Their actions were hopeful signs that the return of sports may not mean a loss of focus on major issues of the wealth and income gap and social justice.

Last week, two New York Yankees players continued to kneel after the league-sanctioned, ceremonial kneeling photo op ended. When the anthem began and all other players stood up, Aaron Hicks and Giancarlo Stanton continued to kneel.

After the game, Hicks told reporters: “I’m a Black man living in America. I feel like, for me, I should be judged by my character and not by my skin tone. Growing up, that’s kind of what’s happened. I felt like it was right to do. It’s my life.”

I can only imagine what the crowd reaction at Nationals Park might have been had fans been in attendance. On the other hand, I’m convinced that even with fans in attendance, the WNBA players, as well as Hicks and Stanton, would have made their protest. However, the larger point of the protest would have been buried beneath a cascade of fan reaction — some cheers, some boos. Without the distraction of fans in stadiums, players who protest can make their point, rest their case without the noise — pro or con.
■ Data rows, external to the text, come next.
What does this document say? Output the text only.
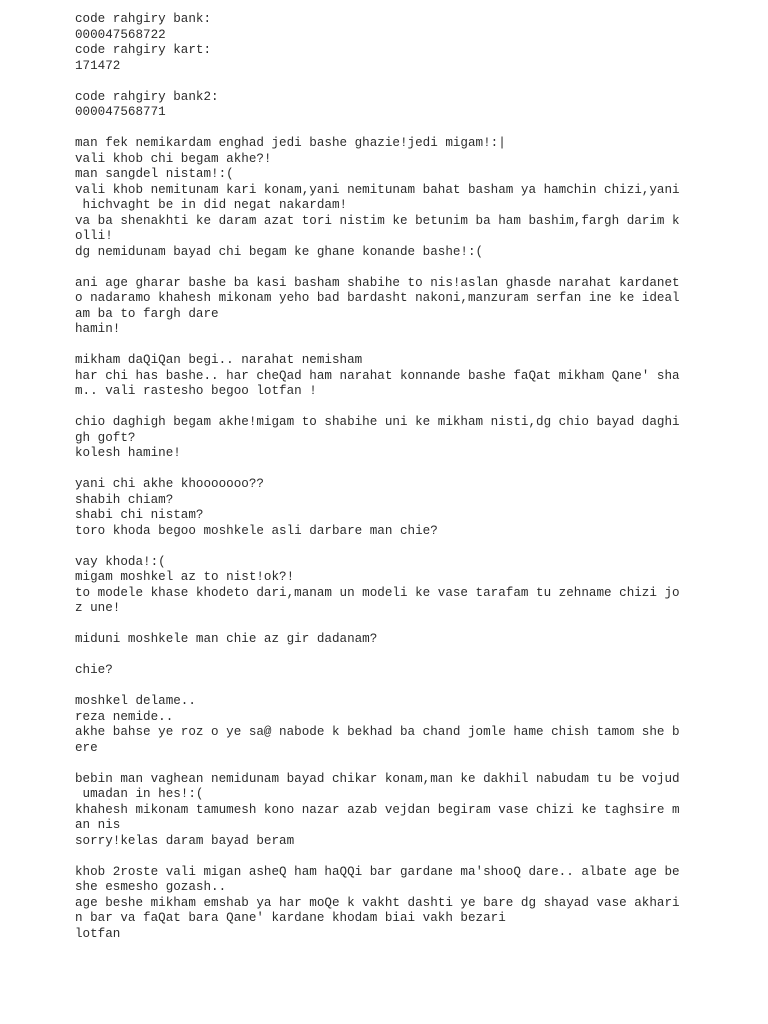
code rahgiry bank:
000047568722
code rahgiry kart:
171472
code rahgiry bank2:
000047568771
man fek nemikardam enghad jedi bashe ghazie!jedi migam!:|
vali khob chi begam akhe?!
man sangdel nistam!:(
vali khob nemitunam kari konam,yani nemitunam bahat basham ya hamchin chizi,yani
hichvaght be in did negat nakardam!
va ba shenakhti ke daram azat tori nistim ke betunim ba ham bashim,fargh darim k
olli!
dg nemidunam bayad chi begam ke ghane konande bashe!:(
ani age gharar bashe ba kasi basham shabihe to nis!aslan ghasde narahat kardanet
o nadaramo khahesh mikonam yeho bad bardasht nakoni,manzuram serfan ine ke ideal
am ba to fargh dare
hamin!
mikham daQiQan begi.. narahat nemisham
har chi has bashe.. har cheQad ham narahat konnande bashe faQat mikham Qane' sha
m.. vali rastesho begoo lotfan !
chio daghigh begam akhe!migam to shabihe uni ke mikham nisti,dg chio bayad daghi
gh goft?
kolesh hamine!
yani chi akhe khooooooo??
shabih chiam?
shabi chi nistam?
toro khoda begoo moshkele asli darbare man chie?
vay khoda!:(
migam moshkel az to nist!ok?!
to modele khase khodeto dari,manam un modeli ke vase tarafam tu zehname chizi jo
z une!
miduni moshkele man chie az gir dadanam?
chie?
moshkel delame..
reza nemide..
akhe bahse ye roz o ye sa@ nabode k bekhad ba chand jomle hame chish tamom she b
ere
bebin man vaghean nemidunam bayad chikar konam,man ke dakhil nabudam tu be vojud
umadan in hes!:(
khahesh mikonam tamumesh kono nazar azab vejdan begiram vase chizi ke taghsire m
an nis
sorry!kelas daram bayad beram
khob 2roste vali migan asheQ ham haQQi bar gardane ma'shooQ dare.. albate age be
she esmesho gozash..
age beshe mikham emshab ya har moQe k vakht dashti ye bare dg shayad vase akhari
n bar va faQat bara Qane' kardane khodam biai vakh bezari
lotfan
If they stay away from social media, players don’t have to hear anything at all.

Players can feel free to speak their truth, as the Liberty’s Layshia Clarendon spoke hers as the WNBA began its season.

“Breonna Taylor was dedicated and committed to uplifting everyone around her,” Clarendon said. “We’re also dedicating this season to Say Her Name campaign, a campaign committed to saying the names and fighting for justice for Black women, Black women who are so often forgotten in this fight for justice, who do not have people marching in the streets for them.”

While well-compensated, highly promoted NBA players often traffic in symbols, the WNBA deals with action. WNBA players knelt in support of Colin Kaepernick in 2016; the Los Angeles Sparks walked off the court in 2017 to raise awareness about the Black Lives Matter movement.

In September 2019, WNBA superstar Maya Moore shocked the league by taking a leave of absence so she could focus on securing the freedom of a man she believed was wrongfully convicted. The conviction was overturned in March and Jonathan Irons was released on July 1.

On July 26, the WNBA added a new chapter of activism by walking off the court before the playing of the national anthem.

As the truncated NBA season begins on Thursday, players should take their cue from the WNBA. With no fans in arenas to give thumbs up or down, the players can let their conscience be their guide.